Added a TODO and README comment in relation to Stream[_] and context-per-jvm=true

Leon Eller · Leon Eller · commit b2fd7833b44a · 2016-04-13T14:02:36.000+10:00
diff --git a/README.md b/README.md
@@ -621,7 +621,10 @@ serialized properly:
 - Anything that implements Product (Option, case classes) -- they will be serialized as lists
 - Maps and Seqs may contain nested values of any of the above
 - If a job result is of scala's Stream[Byte] type it will be serialised directly as a chunk encoded stream.
-  This is useful if your job result payload is large and may cause a timeout serialising as objects.
+  This is useful if your job result payload is large and may cause a timeout serialising as objects. Beware, this
+  will not currently work as desired with context-per-jvm=true configuration, since it would require serialising
+  Stream[_] blob between processes.
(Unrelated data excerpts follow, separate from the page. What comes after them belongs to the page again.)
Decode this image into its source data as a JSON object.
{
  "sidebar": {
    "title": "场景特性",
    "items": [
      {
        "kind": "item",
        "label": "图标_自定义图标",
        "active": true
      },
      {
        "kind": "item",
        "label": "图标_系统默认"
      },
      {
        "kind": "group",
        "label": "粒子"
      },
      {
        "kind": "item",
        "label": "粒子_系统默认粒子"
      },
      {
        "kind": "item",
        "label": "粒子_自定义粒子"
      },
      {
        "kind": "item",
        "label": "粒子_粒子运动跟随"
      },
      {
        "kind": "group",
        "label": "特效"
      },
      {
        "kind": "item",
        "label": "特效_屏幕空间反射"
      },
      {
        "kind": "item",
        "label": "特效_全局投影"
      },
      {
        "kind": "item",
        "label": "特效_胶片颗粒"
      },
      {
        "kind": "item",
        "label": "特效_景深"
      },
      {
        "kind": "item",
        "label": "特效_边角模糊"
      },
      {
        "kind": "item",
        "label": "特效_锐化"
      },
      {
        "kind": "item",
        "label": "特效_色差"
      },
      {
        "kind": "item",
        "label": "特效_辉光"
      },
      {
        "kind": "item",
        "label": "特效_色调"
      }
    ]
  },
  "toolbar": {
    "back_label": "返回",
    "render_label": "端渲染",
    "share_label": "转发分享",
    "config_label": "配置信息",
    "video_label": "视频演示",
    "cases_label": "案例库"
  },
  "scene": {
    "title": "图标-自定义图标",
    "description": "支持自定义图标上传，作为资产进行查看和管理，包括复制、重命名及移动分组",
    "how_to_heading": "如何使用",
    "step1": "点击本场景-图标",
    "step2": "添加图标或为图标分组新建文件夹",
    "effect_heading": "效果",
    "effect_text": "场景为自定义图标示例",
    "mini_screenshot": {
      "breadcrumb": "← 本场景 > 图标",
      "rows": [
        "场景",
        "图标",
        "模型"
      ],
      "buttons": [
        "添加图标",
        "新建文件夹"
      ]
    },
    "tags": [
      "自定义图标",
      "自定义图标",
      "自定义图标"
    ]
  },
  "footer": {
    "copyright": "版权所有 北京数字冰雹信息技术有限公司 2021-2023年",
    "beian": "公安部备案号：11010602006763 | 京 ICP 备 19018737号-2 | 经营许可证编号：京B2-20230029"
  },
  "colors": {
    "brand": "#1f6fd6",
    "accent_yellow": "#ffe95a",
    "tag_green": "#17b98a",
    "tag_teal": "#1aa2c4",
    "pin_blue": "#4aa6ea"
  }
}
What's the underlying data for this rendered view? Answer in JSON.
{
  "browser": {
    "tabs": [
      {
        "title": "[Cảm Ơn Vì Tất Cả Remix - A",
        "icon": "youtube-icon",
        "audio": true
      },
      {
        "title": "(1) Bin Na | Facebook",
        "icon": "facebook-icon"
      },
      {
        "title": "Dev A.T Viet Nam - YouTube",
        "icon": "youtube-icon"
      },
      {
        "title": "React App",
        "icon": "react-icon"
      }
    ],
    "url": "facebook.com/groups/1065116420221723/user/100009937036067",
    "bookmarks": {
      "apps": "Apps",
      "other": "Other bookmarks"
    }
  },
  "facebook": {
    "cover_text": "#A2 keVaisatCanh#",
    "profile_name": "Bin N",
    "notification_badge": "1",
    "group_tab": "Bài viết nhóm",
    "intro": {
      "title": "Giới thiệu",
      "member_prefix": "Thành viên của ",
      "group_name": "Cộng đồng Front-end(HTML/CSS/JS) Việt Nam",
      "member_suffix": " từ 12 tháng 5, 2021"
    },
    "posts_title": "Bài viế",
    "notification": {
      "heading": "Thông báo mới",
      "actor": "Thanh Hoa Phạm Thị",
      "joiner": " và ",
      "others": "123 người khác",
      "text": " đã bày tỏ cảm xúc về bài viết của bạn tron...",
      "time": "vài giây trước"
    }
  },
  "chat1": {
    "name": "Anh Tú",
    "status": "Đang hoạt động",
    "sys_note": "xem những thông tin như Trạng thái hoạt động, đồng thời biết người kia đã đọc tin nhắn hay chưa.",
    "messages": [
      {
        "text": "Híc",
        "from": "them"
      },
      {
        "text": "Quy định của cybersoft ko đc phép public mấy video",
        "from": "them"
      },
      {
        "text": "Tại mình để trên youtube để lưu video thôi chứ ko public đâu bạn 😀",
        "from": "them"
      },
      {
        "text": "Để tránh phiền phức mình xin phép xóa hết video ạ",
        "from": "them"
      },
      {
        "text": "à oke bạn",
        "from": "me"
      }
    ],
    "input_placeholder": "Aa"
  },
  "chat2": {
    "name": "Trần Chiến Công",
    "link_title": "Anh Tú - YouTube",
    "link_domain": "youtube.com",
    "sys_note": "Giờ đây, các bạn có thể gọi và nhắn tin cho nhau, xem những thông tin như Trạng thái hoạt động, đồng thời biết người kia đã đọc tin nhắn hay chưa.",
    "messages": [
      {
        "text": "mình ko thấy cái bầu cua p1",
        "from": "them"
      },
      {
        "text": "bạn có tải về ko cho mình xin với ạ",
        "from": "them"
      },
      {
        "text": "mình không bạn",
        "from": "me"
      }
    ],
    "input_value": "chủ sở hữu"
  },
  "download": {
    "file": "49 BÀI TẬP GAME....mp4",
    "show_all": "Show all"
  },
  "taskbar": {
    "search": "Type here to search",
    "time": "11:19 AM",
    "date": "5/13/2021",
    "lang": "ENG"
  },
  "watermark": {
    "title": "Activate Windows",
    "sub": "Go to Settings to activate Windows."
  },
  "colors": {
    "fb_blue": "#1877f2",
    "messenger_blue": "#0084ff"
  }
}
For now use Stream[_] job results in context-per-jvm=false configuration, pending
+  potential future enhancements to support this in context-per-jvm=true mode.
 
 If we encounter a data type that is not supported, then the entire result will be serialized to a string.
 
diff --git a/job-server/src/spark.jobserver/JobManagerActor.scala b/job-server/src/spark.jobserver/JobManagerActor.scala
@@ -285,6 +285,15 @@ class JobManagerActor(contextConfig: Config) extends InstrumentedActor {
     }(executionContext).andThen {
       case Success(result: Any) =>
         statusActor ! JobFinished(jobId, DateTime.now())
+        // TODO: If the result is Stream[_] and this is running with context-per-jvm=true configuration
+        // serializing a Stream[_] blob across process boundaries is not desirable.
+        // In that scenario an enhancement is required here to chunk stream results back.
+        // Something like ChunkedJobResultStart, ChunkJobResultMessage, and ChunkJobResultEnd messages
+        // might be a better way to send results back and then on the other side use chunked encoding
+        // transfer to send the chunks back. Alternatively the stream could be persisted here to HDFS
+        // and the streamed out of InputStream on the other side.
+        // Either way an enhancement would be required here to make Stream[_] responses work
+        // with context-per-jvm=true configuration
         resultActor ! JobResult(jobId, result)
       case Failure(error: Throwable) =>
         // If and only if job validation fails, JobErroredOut message is dropped silently in JobStatusActor.